Festivals, especially Diwali, as per the Hindu calendar, marks the end of the year and provides an opportunity for people to start fresh. Accordingly, the best way to start fresh is by paying off or by consolidating your debts to avoid subsequent high-interest payments. On that note, the best way to consolidate your debt is by taking a loan against property. The said scheme comes with end-usage flexibility and the loan is available at a comparatively lower interest rate; hence, making the decision worthwhile.


How can you avail a Loan Against Property for Debt Consolidation?

The application process is very simple, but you need some clarity on where to apply before proceeding any further. So, start with the research and development, explore all the loan against property schemes available in your area, compare them and identify the one that suits your needs the best, and apply for the loan. The same can be done online using the online loan application feature offered by most lenders.

Perks of taking a Loan Against Property for Debt Consolidation:-

  • Low-Interest Rates: As said above, the loan is offered at a comparatively lower interest rate.
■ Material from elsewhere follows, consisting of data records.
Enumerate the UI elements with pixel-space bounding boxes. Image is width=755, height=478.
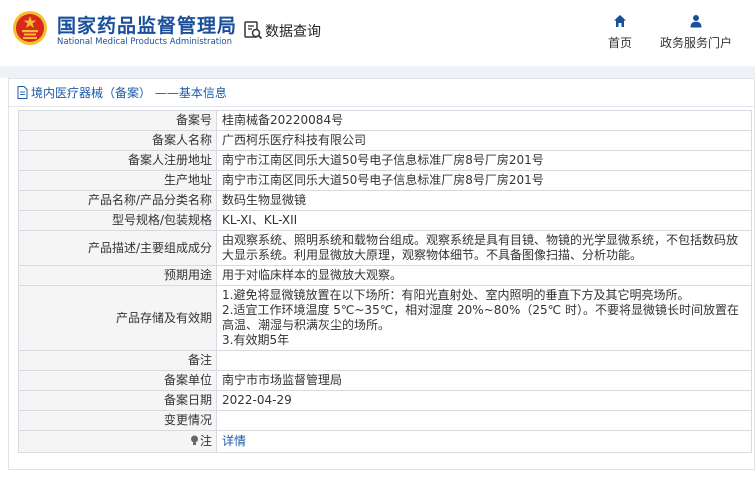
table-row: 备案人注册地址 南宁市江南区同乐大道50号电子信息标准厂房8号厂房201号 bbox=[18, 150, 752, 171]
table-row: 备案单位 南宁市市场监督管理局 bbox=[18, 370, 752, 391]
table-row: 备案号 桂南械备20220084号 bbox=[18, 110, 752, 131]
row-label: 备案号 bbox=[18, 110, 217, 131]
table-row: 产品存储及有效期 1.避免将显微镜放置在以下场所：有阳光直射处、室内照明的垂直下… bbox=[18, 285, 752, 351]
table-row: 生产地址 南宁市江南区同乐大道50号电子信息标准厂房8号厂房201号 bbox=[18, 170, 752, 191]
nav-home-label[interactable]: 首页 bbox=[604, 34, 636, 51]
row-value: 南宁市市场监督管理局 bbox=[216, 370, 752, 391]
row-value bbox=[216, 350, 752, 371]
data-query-label[interactable]: 数据查询 bbox=[265, 21, 321, 41]
table-row: 备案日期 2022-04-29 bbox=[18, 390, 752, 411]
storage-line-3: 3.有效期5年 bbox=[222, 333, 290, 347]
row-value: 2022-04-29 bbox=[216, 390, 752, 411]
document-icon bbox=[17, 86, 28, 99]
table-row: 型号规格/包装规格 KL-XI、KL-XII bbox=[18, 210, 752, 231]
table-row: 备案人名称 广西柯乐医疗科技有限公司 bbox=[18, 130, 752, 151]
lightbulb-icon bbox=[190, 435, 198, 445]
site-title-en[interactable]: National Medical Products Administration bbox=[57, 37, 232, 47]
note-label: 注 bbox=[199, 434, 212, 448]
row-label: 生产地址 bbox=[18, 170, 217, 191]
row-value: 详情 bbox=[216, 430, 752, 453]
row-label: 产品描述/主要组成成分 bbox=[18, 230, 217, 266]
row-label: 产品名称/产品分类名称 bbox=[18, 190, 217, 211]
panel-header: 境内医疗器械（备案） ——基本信息 bbox=[9, 79, 754, 107]
panel-title: 境内医疗器械（备案） ——基本信息 bbox=[31, 86, 227, 100]
national-emblem-icon[interactable] bbox=[12, 10, 48, 46]
home-icon bbox=[614, 15, 626, 27]
table-row: 产品名称/产品分类名称 数码生物显微镜 bbox=[18, 190, 752, 211]
note-label-cell: 注 bbox=[18, 430, 217, 453]
row-value: KL-XI、KL-XII bbox=[216, 210, 752, 231]
row-value: 桂南械备20220084号 bbox=[216, 110, 752, 131]
row-label: 型号规格/包装规格 bbox=[18, 210, 217, 231]
row-label: 备注 bbox=[18, 350, 217, 371]
row-value: 南宁市江南区同乐大道50号电子信息标准厂房8号厂房201号 bbox=[216, 150, 752, 171]
site-title[interactable]: 国家药品监督管理局 bbox=[57, 11, 237, 38]
row-value bbox=[216, 410, 752, 431]
table-row: 备注 bbox=[18, 350, 752, 371]
row-value: 用于对临床样本的显微放大观察。 bbox=[216, 265, 752, 286]
details-link[interactable]: 详情 bbox=[222, 434, 246, 448]
row-label: 备案人注册地址 bbox=[18, 150, 217, 171]
row-label: 备案人名称 bbox=[18, 130, 217, 151]
row-label: 预期用途 bbox=[18, 265, 217, 286]
row-label: 变更情况 bbox=[18, 410, 217, 431]
nav-home[interactable]: 首页 bbox=[604, 14, 636, 51]
record-info-table: 备案号 桂南械备20220084号 备案人名称 广西柯乐医疗科技有限公司 备案人… bbox=[18, 110, 752, 453]
storage-line-1: 1.避免将显微镜放置在以下场所：有阳光直射处、室内照明的垂直下方及其它明亮场所。 bbox=[222, 288, 690, 302]
row-value: 广西柯乐医疗科技有限公司 bbox=[216, 130, 752, 151]
search-document-icon bbox=[244, 21, 263, 40]
row-value: 数码生物显微镜 bbox=[216, 190, 752, 211]
table-row: 变更情况 bbox=[18, 410, 752, 431]
row-label: 备案日期 bbox=[18, 390, 217, 411]
row-value: 1.避免将显微镜放置在以下场所：有阳光直射处、室内照明的垂直下方及其它明亮场所。… bbox=[216, 285, 752, 351]
table-row: 产品描述/主要组成成分 由观察系统、照明系统和载物台组成。观察系统是具有目镜、物… bbox=[18, 230, 752, 266]
detail-panel: 境内医疗器械（备案） ——基本信息 备案号 桂南械备20220084号 备案人名… bbox=[8, 78, 755, 470]
table-row: 预期用途 用于对临床样本的显微放大观察。 bbox=[18, 265, 752, 286]
user-icon bbox=[690, 15, 702, 28]
nav-portal-label[interactable]: 政务服务门户 bbox=[656, 34, 736, 51]
row-label: 产品存储及有效期 bbox=[18, 285, 217, 351]
header-divider-band bbox=[0, 66, 755, 78]
storage-line-2: 2.适宜工作环境温度 5℃~35℃，相对湿度 20%~80%（25℃ 时）。不要… bbox=[222, 303, 739, 332]
row-label: 备案单位 bbox=[18, 370, 217, 391]
site-header: 国家药品监督管理局 National Medical Products Admi… bbox=[0, 0, 755, 66]
table-row: 注 详情 bbox=[18, 430, 752, 453]
row-value: 由观察系统、照明系统和载物台组成。观察系统是具有目镜、物镜的光学显微系统，不包括… bbox=[216, 230, 752, 266]
row-value: 南宁市江南区同乐大道50号电子信息标准厂房8号厂房201号 bbox=[216, 170, 752, 191]
nav-service-portal[interactable]: 政务服务门户 bbox=[656, 14, 736, 51]
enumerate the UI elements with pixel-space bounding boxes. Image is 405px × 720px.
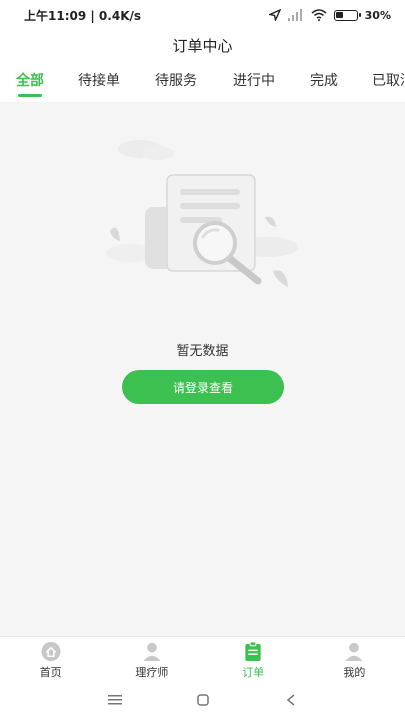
nav-therapist-label: 理疗师 bbox=[135, 666, 169, 679]
nav-profile[interactable]: 我的 bbox=[304, 637, 405, 680]
battery-icon bbox=[333, 9, 361, 21]
tab-in-progress[interactable]: 进行中 bbox=[233, 70, 275, 102]
order-tabs: 全部 待接单 待服务 进行中 完成 已取消 bbox=[0, 60, 405, 102]
nav-therapist[interactable]: 理疗师 bbox=[101, 637, 202, 680]
battery-level: 30% bbox=[364, 8, 391, 22]
login-to-view-button[interactable]: 请登录查看 bbox=[122, 370, 284, 404]
nav-home[interactable]: 首页 bbox=[0, 637, 101, 680]
home-square-icon[interactable] bbox=[193, 690, 213, 710]
status-icons: 30% bbox=[268, 8, 391, 22]
tab-all[interactable]: 全部 bbox=[16, 70, 44, 102]
page-title: 订单中心 bbox=[172, 36, 233, 55]
menu-icon[interactable] bbox=[105, 690, 125, 710]
tab-cancelled[interactable]: 已取消 bbox=[372, 70, 405, 102]
empty-document-search-icon bbox=[106, 140, 298, 287]
empty-state-message: 暂无数据 bbox=[176, 344, 229, 359]
nav-profile-label: 我的 bbox=[343, 666, 366, 679]
location-icon bbox=[268, 9, 281, 21]
bottom-nav: 首页 理疗师 订单 我的 bbox=[0, 636, 405, 680]
home-icon bbox=[41, 641, 61, 662]
active-tab-indicator bbox=[18, 94, 42, 97]
wifi-icon bbox=[311, 9, 327, 21]
tab-pending-accept[interactable]: 待接单 bbox=[78, 70, 120, 102]
nav-order-label: 订单 bbox=[242, 666, 265, 679]
nav-order[interactable]: 订单 bbox=[203, 637, 304, 680]
profile-icon bbox=[345, 642, 363, 662]
tab-pending-service[interactable]: 待服务 bbox=[155, 70, 197, 102]
system-nav-bar bbox=[0, 680, 405, 720]
order-icon bbox=[245, 641, 261, 662]
therapist-icon bbox=[143, 642, 161, 662]
signal-icon bbox=[287, 9, 302, 21]
status-bar: 上午11:09 | 0.4K/s 30% bbox=[0, 0, 405, 30]
status-time-speed: 上午11:09 | 0.4K/s bbox=[24, 8, 142, 23]
nav-home-label: 首页 bbox=[39, 666, 62, 679]
tab-completed[interactable]: 完成 bbox=[310, 70, 338, 102]
back-icon[interactable] bbox=[281, 690, 301, 710]
app-header: 订单中心 bbox=[0, 30, 405, 60]
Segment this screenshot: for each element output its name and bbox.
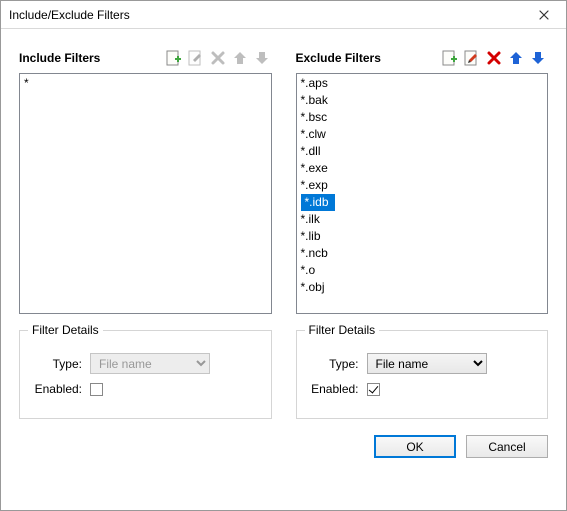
enabled-row: Enabled:: [32, 382, 259, 396]
list-item[interactable]: *.exe: [297, 160, 548, 177]
down-icon: [254, 50, 270, 66]
list-item[interactable]: *.idb: [301, 194, 335, 211]
exclude-listbox[interactable]: *.aps*.bak*.bsc*.clw*.dll*.exe*.exp*.idb…: [296, 73, 549, 314]
enabled-label: Enabled:: [32, 382, 90, 396]
filter-panes: Include Filters: [19, 47, 548, 419]
type-row: Type: File name: [309, 353, 536, 374]
list-item[interactable]: *.ilk: [297, 211, 548, 228]
include-moveup-button: [230, 48, 250, 68]
include-listbox[interactable]: *: [19, 73, 272, 314]
include-filter-details: Filter Details Type: File name Enabled:: [19, 330, 272, 419]
list-item[interactable]: *.obj: [297, 279, 548, 296]
add-icon: [166, 50, 182, 66]
list-item[interactable]: *.ncb: [297, 245, 548, 262]
list-item[interactable]: *.o: [297, 262, 548, 279]
type-row: Type: File name: [32, 353, 259, 374]
include-title: Include Filters: [19, 51, 100, 65]
close-icon: [539, 10, 549, 20]
add-icon: [442, 50, 458, 66]
list-item[interactable]: *.aps: [297, 75, 548, 92]
include-toolbar: [164, 48, 272, 68]
list-item[interactable]: *.lib: [297, 228, 548, 245]
window-close-button[interactable]: [521, 1, 566, 29]
dialog-buttons: OK Cancel: [19, 435, 548, 458]
enabled-label: Enabled:: [309, 382, 367, 396]
cancel-button[interactable]: Cancel: [466, 435, 548, 458]
window-title: Include/Exclude Filters: [9, 8, 130, 22]
down-icon: [530, 50, 546, 66]
exclude-enabled-checkbox[interactable]: [367, 383, 380, 396]
groupbox-title: Filter Details: [305, 323, 380, 337]
exclude-pane: Exclude Filters: [296, 47, 549, 419]
exclude-delete-button[interactable]: [484, 48, 504, 68]
type-label: Type:: [309, 357, 367, 371]
enabled-row: Enabled:: [309, 382, 536, 396]
list-item[interactable]: *.exp: [297, 177, 548, 194]
list-item[interactable]: *.bak: [297, 92, 548, 109]
exclude-movedown-button[interactable]: [528, 48, 548, 68]
exclude-title: Exclude Filters: [296, 51, 381, 65]
list-item[interactable]: *.bsc: [297, 109, 548, 126]
include-pane: Include Filters: [19, 47, 272, 419]
exclude-toolbar: [440, 48, 548, 68]
edit-icon: [464, 50, 480, 66]
include-type-select: File name: [90, 353, 210, 374]
include-add-button[interactable]: [164, 48, 184, 68]
include-enabled-checkbox: [90, 383, 103, 396]
ok-button[interactable]: OK: [374, 435, 456, 458]
delete-icon: [210, 50, 226, 66]
include-movedown-button: [252, 48, 272, 68]
list-item[interactable]: *.clw: [297, 126, 548, 143]
exclude-type-select[interactable]: File name: [367, 353, 487, 374]
titlebar: Include/Exclude Filters: [1, 1, 566, 29]
exclude-moveup-button[interactable]: [506, 48, 526, 68]
exclude-filter-details: Filter Details Type: File name Enabled:: [296, 330, 549, 419]
list-item[interactable]: *.dll: [297, 143, 548, 160]
include-delete-button: [208, 48, 228, 68]
edit-icon: [188, 50, 204, 66]
exclude-header: Exclude Filters: [296, 47, 549, 69]
list-item[interactable]: *: [20, 75, 271, 92]
up-icon: [232, 50, 248, 66]
exclude-add-button[interactable]: [440, 48, 460, 68]
include-header: Include Filters: [19, 47, 272, 69]
delete-icon: [486, 50, 502, 66]
exclude-edit-button[interactable]: [462, 48, 482, 68]
groupbox-title: Filter Details: [28, 323, 103, 337]
up-icon: [508, 50, 524, 66]
include-edit-button: [186, 48, 206, 68]
type-label: Type:: [32, 357, 90, 371]
dialog-content: Include Filters: [1, 29, 566, 510]
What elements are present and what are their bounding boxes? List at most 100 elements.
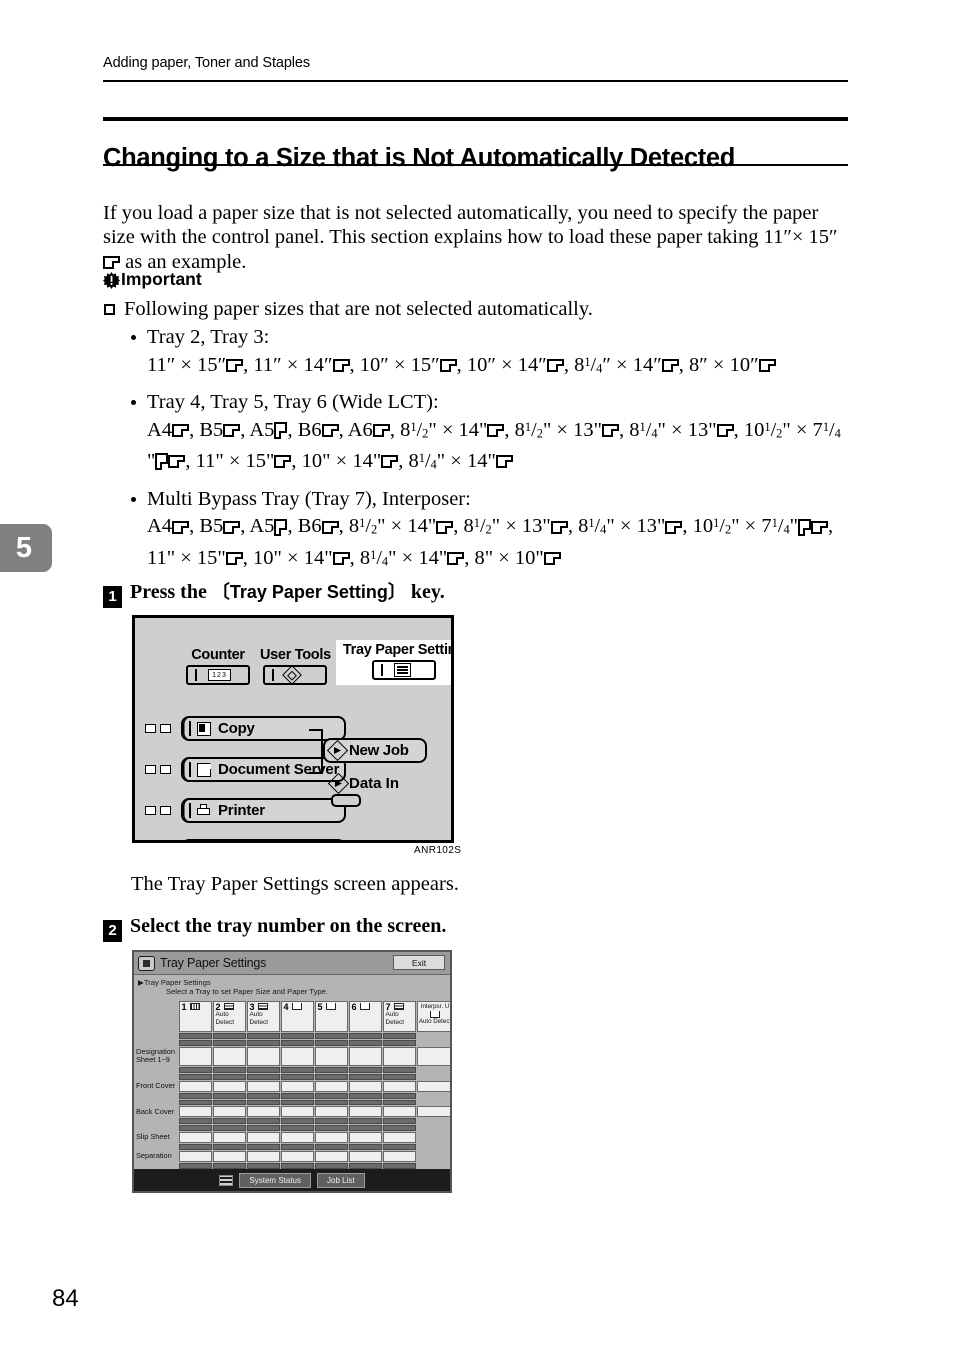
tray-bar[interactable] [314,1143,348,1150]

Hence, the total interest payable after debt consolidation will be lower compared to your combined EMI obligation at present.

  • Minimal Part-Prepayment Charges: Everyone is aware of the part-prepayment charges but not many know that loan against property charges the lowest if the borrower decides to part-prepay. Now that you know, you can dispose of your debt faster by making frequent part-prepayments.

Note: Don’t forget to check the terms & conditions before applying for the loan.